Maintenant, je sais que j’ai ce problème régulièrement, donc c’est ce que je vérifie en premier… ^.^

Savoir demander de l’aide

Eh oui, parfois, même avec toutes ces bonnes pratiques, quand ça veut pas, ça >veut< pas. Donc savoir demander de l’aide est essentiel, mais pas toujours facile. Déjà, il faut oser.

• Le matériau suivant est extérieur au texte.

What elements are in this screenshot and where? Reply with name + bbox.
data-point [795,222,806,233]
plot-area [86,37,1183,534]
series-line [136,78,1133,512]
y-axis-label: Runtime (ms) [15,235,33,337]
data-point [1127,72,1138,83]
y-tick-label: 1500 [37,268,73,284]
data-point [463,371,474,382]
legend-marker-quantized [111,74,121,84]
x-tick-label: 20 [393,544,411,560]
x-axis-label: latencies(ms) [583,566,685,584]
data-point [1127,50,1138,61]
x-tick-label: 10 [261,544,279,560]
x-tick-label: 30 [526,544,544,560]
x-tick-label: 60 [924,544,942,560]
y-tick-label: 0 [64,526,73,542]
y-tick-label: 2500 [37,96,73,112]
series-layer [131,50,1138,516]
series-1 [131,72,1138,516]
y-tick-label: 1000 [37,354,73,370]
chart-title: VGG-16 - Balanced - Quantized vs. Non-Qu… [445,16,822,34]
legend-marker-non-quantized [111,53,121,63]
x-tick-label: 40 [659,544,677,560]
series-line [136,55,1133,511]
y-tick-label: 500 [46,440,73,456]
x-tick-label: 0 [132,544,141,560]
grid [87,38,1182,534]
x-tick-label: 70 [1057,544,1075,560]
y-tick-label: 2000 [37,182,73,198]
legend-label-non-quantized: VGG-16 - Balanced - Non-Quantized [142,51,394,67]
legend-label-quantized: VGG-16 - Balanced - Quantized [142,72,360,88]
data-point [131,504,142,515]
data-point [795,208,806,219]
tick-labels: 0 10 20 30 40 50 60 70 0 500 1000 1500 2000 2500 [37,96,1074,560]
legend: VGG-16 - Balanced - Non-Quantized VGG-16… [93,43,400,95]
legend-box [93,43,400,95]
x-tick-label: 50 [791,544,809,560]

Mais même en osant, il y a plein de points à vérifier avant de faire sa demande.

MUST :

  • Expliquer le problème avec précision en précisant ce qui est bloquant ou non
  • Faire attention à ce qui est divulgable ou non (projet confidentiel, spoil de challenges, …)
  • Expliquer ce qui a été tenté ou non, et ce que les tentatives ont donné comme résultat
  • Donner le contexte des tests (OS ? Logiciel ? Lieu ? Axiomes de départ ? Tout ce qui peut affecter la recherche ou le résultat en fait… Cas insoupçonné : l’heure ! :D)
  • Rester poli et courtois, toujours, et remercier du temps consacré, que l’aide ait été utile ou non… :)

MUST NOT :

  • “Sa march pa, de tt fason je compren pa. “
  • “Tu peux me donner la réponse ? “
  • “Tu peux le faire pour moi ? “
  • “J’ai tout tenté, donc c’est que c’est l’exo qui est faux” -> Du vécu… Oops partiel de Java… :<
  • Spammer quelqu’un en attente d’aide, il faut savoir se raisonner, bloquer un moment avant de demander… (Coucou Cyril, once again, sorry… :> )

Epilogue

Voilà, avec ces quelques méthodes, vous voilà un peu mieux armé(e) pour la suite !

L’idée, ce n’est pas de les appliquer à la lettre, mais de les avoir comme ‘guide’ et de pouvoir s’appuyer dessus quand on patine, en sautant de l’une à l’autre jusqu’à ce que le problème se débloque de lui-même, et le plus souvent, ça marche !

Je ne dis en aucun cas que c’est l’unique approche à utiliser, car il y a bien des cas où elle ne peut ou ne doit s’appliquer, mais elle m’a tellement servie que je ne peux que vous conseiller de la garder en tête pour le moment propice ou elle vous permettra de ne pas vous noyer devant une tache un peu ardue.